# Canadian mac laptop keyboard layout



## Barryaustralia (Mar 24, 2008)

Hi,

I'm in Australia, where you can only buy the bland US style keyboard on an apple laptop. 

I was searching around for the possibility to be able to type French & German letters without having to fiddle with the option key. I note on wikipedia that in Canada there is a groovy keyboard layout (as a QWERTY style keyboard) known as "Canadian Multilingual standard":
Keyboard layout - Wikipedia, the free encyclopedia

This appears to be the equivalent of Canadian CSA in the International keyboard layout prefernces in OSX 10.3.9, by my testing that preference setting out. 


Wikipedia also lists a slightly different keyboard layout called "Canadian French" - this appears not to have the umlaut on the ^ key.
Keyboard layout - Wikipedia, the free encyclopedia


My question is, 
When purchasing a laptop from Apple Canada store online, and I'd like the Canadian Multilingual Standard (or Canadian CSA - I assume?) keyboard with ENGLISH as my OS language, 

do I choose:
US English or
French Canadian 

as the keyboard layout here:
The Apple Store (Canada)


The Apple site doesn't allow you to email such questions to them.

Thanks in advance & regards
Barry, Australia


----------



## Oldbob (Feb 17, 2008)

Barry, I'm french Canadian and I have a iMac (intel) and and old iBook clamshell (first generation) . My iBook came from the US so it's an US keyboard. 
When I use my iBook (US keyboard) I set my system preferences so that the Canadian - CSA is activated.
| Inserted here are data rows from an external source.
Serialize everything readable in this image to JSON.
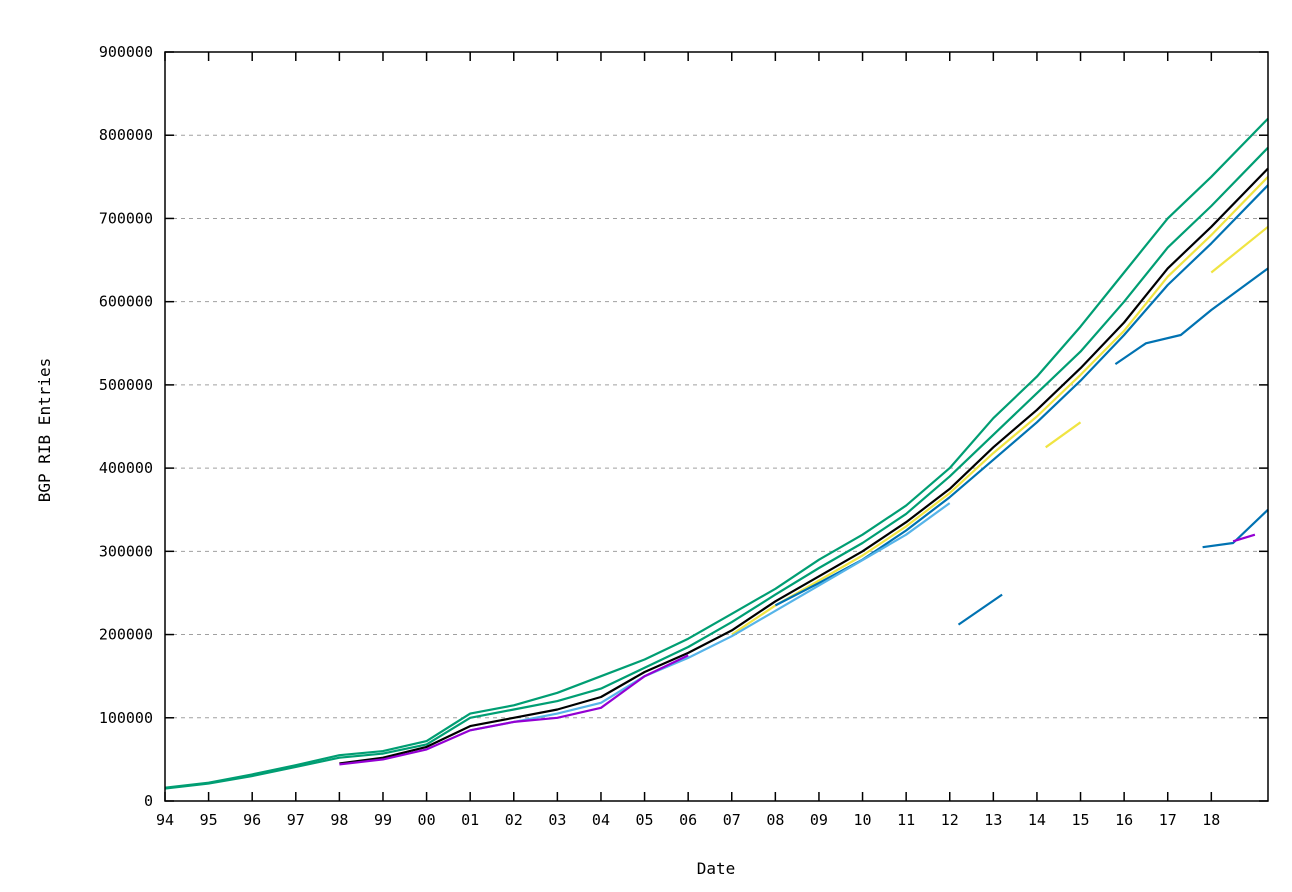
{
  "chart_data": {
    "type": "scatter",
    "title": "",
    "xlabel": "Date",
    "ylabel": "BGP RIB Entries",
    "x_tick_labels": [
      "94",
      "95",
      "96",
      "97",
      "98",
      "99",
      "00",
      "01",
      "02",
      "03",
      "04",
      "05",
      "06",
      "07",
      "08",
      "09",
      "10",
      "11",
      "12",
      "13",
      "14",
      "15",
      "16",
      "17",
      "18"
    ],
    "x_tick_years": [
      1994,
      1995,
      1996,
      1997,
      1998,
      1999,
      2000,
      2001,
      2002,
      2003,
      2004,
      2005,
      2006,
      2007,
      2008,
      2009,
      2010,
      2011,
      2012,
      2013,
      2014,
      2015,
      2016,
      2017,
      2018
    ],
    "xlim": [
      1994,
      2019.3
    ],
    "ylim": [
      0,
      900000
    ],
    "y_ticks": [
      0,
      100000,
      200000,
      300000,
      400000,
      500000,
      600000,
      700000,
      800000,
      900000
    ],
    "y_tick_labels": [
      "0",
      "100000",
      "200000",
      "300000",
      "400000",
      "500000",
      "600000",
      "700000",
      "800000",
      "900000"
    ],
    "grid": true,
    "series": [
      {
        "color": "#009e73",
        "points": [
          [
            1994,
            16000
          ],
          [
            1995,
            22000
          ],
          [
            1996,
            32000
          ],
          [
            1997,
            43000
          ],
          [
            1998,
            55000
          ],
          [
            1999,
            60000
          ],
          [
            2000,
            72000
          ],
          [
            2001,
            105000
          ],
          [
            2002,
            115000
          ],
          [
            2003,
            130000
          ],
          [
            2004,
            150000
          ],
          [
            2005,
            170000
          ],
          [
            2006,
            195000
          ],
          [
            2007,
            225000
          ],
          [
            2008,
            255000
          ],
          [
            2009,
            290000
          ],
          [
            2010,
            320000
          ],
          [
            2011,
            355000
          ],
          [
            2012,
            400000
          ],
          [
            2013,
            460000
          ],
          [
            2014,
            510000
          ],
          [
            2015,
            570000
          ],
          [
            2016,
            635000
          ],
          [
            2017,
            700000
          ],
          [
            2018,
            750000
          ],
          [
            2019.3,
            820000
          ]
        ]
      },
      {
        "color": "#009e73",
        "points": [
          [
            1994,
            15000
          ],
          [
            1995,
            21000
          ],
          [
            1996,
            30000
          ],
          [
            1997,
            41000
          ],
          [
            1998,
            52000
          ],
          [
            1999,
            57000
          ],
          [
            2000,
            68000
          ],
          [
            2001,
            100000
          ],
          [
            2002,
            110000
          ],
          [
            2003,
            120000
          ],
          [
            2004,
            135000
          ],
          [
            2005,
            160000
          ],
          [
            2006,
            185000
          ],
          [
            2007,
            215000
          ],
          [
            2008,
            248000
          ],
          [
            2009,
            280000
          ],
          [
            2010,
            310000
          ],
          [
            2011,
            345000
          ],
          [
            2012,
            390000
          ],
          [
            2013,
            440000
          ],
          [
            2014,
            490000
          ],
          [
            2015,
            540000
          ],
          [
            2016,
            600000
          ],
          [
            2017,
            665000
          ],
          [
            2018,
            715000
          ],
          [
            2019.3,
            785000
          ]
        ]
      },
      {
        "color": "#000000",
        "points": [
          [
            1998,
            45000
          ],
          [
            1999,
            52000
          ],
          [
            2000,
            65000
          ],
          [
            2001,
            90000
          ],
          [
            2002,
            100000
          ],
          [
            2003,
            110000
          ],
          [
            2004,
            125000
          ],
          [
            2005,
            155000
          ],
          [
            2006,
            178000
          ],
          [
            2007,
            205000
          ],
          [
            2008,
            240000
          ],
          [
            2009,
            270000
          ],
          [
            2010,
            300000
          ],
          [
            2011,
            335000
          ],
          [
            2012,
            375000
          ],
          [
            2013,
            425000
          ],
          [
            2014,
            470000
          ],
          [
            2015,
            520000
          ],
          [
            2016,
            575000
          ],
          [
            2017,
            640000
          ],
          [
            2018,
            690000
          ],
          [
            2019.3,
            760000
          ]
        ]
      },
      {
        "color": "#f0e442",
        "points": [
          [
            2007,
            200000
          ],
          [
            2008,
            235000
          ],
          [
            2009,
            265000
          ],
          [
            2010,
            295000
          ],
          [
            2011,
            330000
          ],
          [
            2012,
            370000
          ],
          [
            2013,
            418000
          ],
          [
            2014,
            462000
          ],
          [
            2015,
            512000
          ],
          [
            2016,
            565000
          ],
          [
            2017,
            630000
          ],
          [
            2018,
            680000
          ],
          [
            2019.3,
            750000
          ]
        ]
      },
      {
        "color": "#0072b2",
        "points": [
          [
            2008,
            235000
          ],
          [
            2009,
            262000
          ],
          [
            2010,
            290000
          ],
          [
            2011,
            325000
          ],
          [
            2012,
            365000
          ],
          [
            2013,
            410000
          ],
          [
            2014,
            455000
          ],
          [
            2015,
            505000
          ],
          [
            2016,
            560000
          ],
          [
            2017,
            620000
          ],
          [
            2018,
            670000
          ],
          [
            2019.3,
            740000
          ]
        ]
      },
      {
        "color": "#56b4e9",
        "points": [
          [
            2001,
            85000
          ],
          [
            2002,
            95000
          ],
          [
            2003,
            105000
          ],
          [
            2004,
            118000
          ],
          [
            2005,
            150000
          ],
          [
            2006,
            172000
          ],
          [
            2007,
            198000
          ],
          [
            2011,
            320000
          ],
          [
            2012,
            358000
          ]
        ]
      },
      {
        "color": "#9400d3",
        "points": [
          [
            1998,
            44000
          ],
          [
            1999,
            50000
          ],
          [
            2000,
            62000
          ],
          [
            2001,
            85000
          ],
          [
            2002,
            95000
          ],
          [
            2003,
            100000
          ],
          [
            2004,
            112000
          ],
          [
            2005,
            150000
          ],
          [
            2006,
            175000
          ]
        ]
      },
      {
        "color": "#0072b2",
        "points": [
          [
            2012.2,
            212000
          ],
          [
            2013.2,
            248000
          ]
        ]
      },
      {
        "color": "#0072b2",
        "points": [
          [
            2015.8,
            525000
          ],
          [
            2016.5,
            550000
          ],
          [
            2017.3,
            560000
          ],
          [
            2018,
            590000
          ],
          [
            2019.3,
            640000
          ]
        ]
      },
      {
        "color": "#f0e442",
        "points": [
          [
            2018,
            635000
          ],
          [
            2019.3,
            690000
          ]
        ]
      },
      {
        "color": "#0072b2",
        "points": [
          [
            2017.8,
            305000
          ],
          [
            2018.5,
            310000
          ],
          [
            2019.3,
            350000
          ]
        ]
      },
      {
        "color": "#9400d3",
        "points": [
          [
            2018.5,
            312000
          ],
          [
            2019,
            320000
          ]
        ]
      },
      {
        "color": "#f0e442",
        "points": [
          [
            2014.2,
            425000
          ],
          [
            2015,
            455000
          ]
        ]
      }
    ]
  }
}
All french caracters are available and you get use to it in a few minutes.
So i guess it's just a matter of adjusting your system preferences (language).

Hope this helps,

Bob


----------



## CubaMark (Feb 16, 2001)

Barry, this won't answer your question - sorry - but having worked in English / Spanish / French and a few other languages over the years, I find the Option-key accents, etc., to be very easy to remember.

Here's a page outlining all accent codes

M


----------



## harzack86 (Jan 30, 2005)

Hello,

Being French and using both PC and Macs with US keyboards, I'm now used to the US International layout. In this layout, to type ï for instance requires to first type " and then i (I think they call this dead keys), and I got used to it quite easily.

You can find a Mac OS X version of this layout here:
Rainer Brockerhoff :: USInternational


----------